New Night Life at Brooklyn College Library
2/18/2010
Are libraries still necessary in the Google age?
Brooklyn College students think they are-so much so that they asked for the college library to extend its hours. Early in the fall semester, they took their request to President Gould and the chief librarian. Both couldn't agree more. And so, by using a little innovation to reconfigure floor space and a dedicated staff to ensure desk coverage, the library is now staying open an additional 13 hours every week.
Extending library hours is anything but the norm these days. Budget cuts are one factor, and many institutions feel that the prevalence of Internet searches cuts in to the need for library services. The Brooklyn College Library, however, is not just a source for books and information. It is a technologically rich resource with a wealth of multimedia capabilities. The library contains classrooms and study, meeting and media-viewing rooms-and more computers than anywhere else on campus. And the librarians themselves offer a wide range of services and are on call to address matters as far ranging as troubleshooting software glitches to tracking down source material on early 16th-century medical practices.
In general, the library-renovated in 2003 and almost continuously modified as demand and needs change-is possibly the most comfortable and certainly the most beautiful building simply to sit in. Students come to the library to just relax, to meet friends and to enjoy the serene atmosphere. All of this helps explain why, on the first night extended hours were made available, 142 students stayed until closing. Since then, there's been an average of 200 students in the library each night. To walk through the library now at 10:30 on a weekday night is to discover students around every corner, all with their heads in a book (or four) or busy scrutinizing a computer screen. The staff rarely seem to pause in their duties.
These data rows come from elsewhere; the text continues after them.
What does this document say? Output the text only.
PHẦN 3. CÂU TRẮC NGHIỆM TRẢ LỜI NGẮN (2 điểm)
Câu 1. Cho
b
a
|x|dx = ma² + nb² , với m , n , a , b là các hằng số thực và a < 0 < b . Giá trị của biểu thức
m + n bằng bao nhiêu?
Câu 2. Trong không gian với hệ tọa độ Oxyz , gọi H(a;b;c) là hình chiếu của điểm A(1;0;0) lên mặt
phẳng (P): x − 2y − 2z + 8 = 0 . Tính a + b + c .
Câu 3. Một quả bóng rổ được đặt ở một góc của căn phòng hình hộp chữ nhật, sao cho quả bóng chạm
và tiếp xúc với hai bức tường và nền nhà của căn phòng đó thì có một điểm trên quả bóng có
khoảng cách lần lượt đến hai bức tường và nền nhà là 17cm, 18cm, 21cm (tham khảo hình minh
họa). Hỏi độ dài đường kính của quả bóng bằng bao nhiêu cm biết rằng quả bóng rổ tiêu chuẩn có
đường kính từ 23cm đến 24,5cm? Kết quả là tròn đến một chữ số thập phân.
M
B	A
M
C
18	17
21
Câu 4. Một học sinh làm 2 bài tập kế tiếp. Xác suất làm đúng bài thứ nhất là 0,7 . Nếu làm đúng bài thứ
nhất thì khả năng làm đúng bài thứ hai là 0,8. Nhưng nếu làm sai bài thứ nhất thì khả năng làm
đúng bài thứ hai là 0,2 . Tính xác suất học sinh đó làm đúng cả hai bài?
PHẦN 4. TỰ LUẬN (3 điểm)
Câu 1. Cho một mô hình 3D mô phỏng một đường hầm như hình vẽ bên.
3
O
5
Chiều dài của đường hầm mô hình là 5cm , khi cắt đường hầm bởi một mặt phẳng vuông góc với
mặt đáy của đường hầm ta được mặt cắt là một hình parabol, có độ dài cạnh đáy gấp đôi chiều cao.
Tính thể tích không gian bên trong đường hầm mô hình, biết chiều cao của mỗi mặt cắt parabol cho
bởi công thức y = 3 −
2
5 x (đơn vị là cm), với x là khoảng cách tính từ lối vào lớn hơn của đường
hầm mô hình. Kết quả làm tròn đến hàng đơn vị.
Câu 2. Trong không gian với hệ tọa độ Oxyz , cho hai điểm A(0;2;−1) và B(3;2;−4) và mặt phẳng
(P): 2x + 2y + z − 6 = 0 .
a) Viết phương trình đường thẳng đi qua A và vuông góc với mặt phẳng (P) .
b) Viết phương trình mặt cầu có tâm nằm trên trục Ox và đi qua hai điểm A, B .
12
The entire first floor is available during the extended hours. If material is needed from an upper floor, a librarian will fetch it and bring it down. Other than that restriction, students are free to use all the resources, seven days a week: Monday through Thursday, 8 a.m. to 11 p.m.; Friday, 8 a.m. to 5 p.m.; and Saturday and Sunday, 10 a.m. to 6 p.m.
"The library draws people in," says Chief Librarian Stephanie Walker, noting the many services and workshops held there. But there was another factor supporting the good response to the extended hours-and perhaps for why the students' initially made their request.
"We have a culture of support for scholarly research and strong encouragement from the faculty and administrators for information literacy," Walker points out. "It’s terrific to see the response, and it's terrific we've been able to meet the students' needs."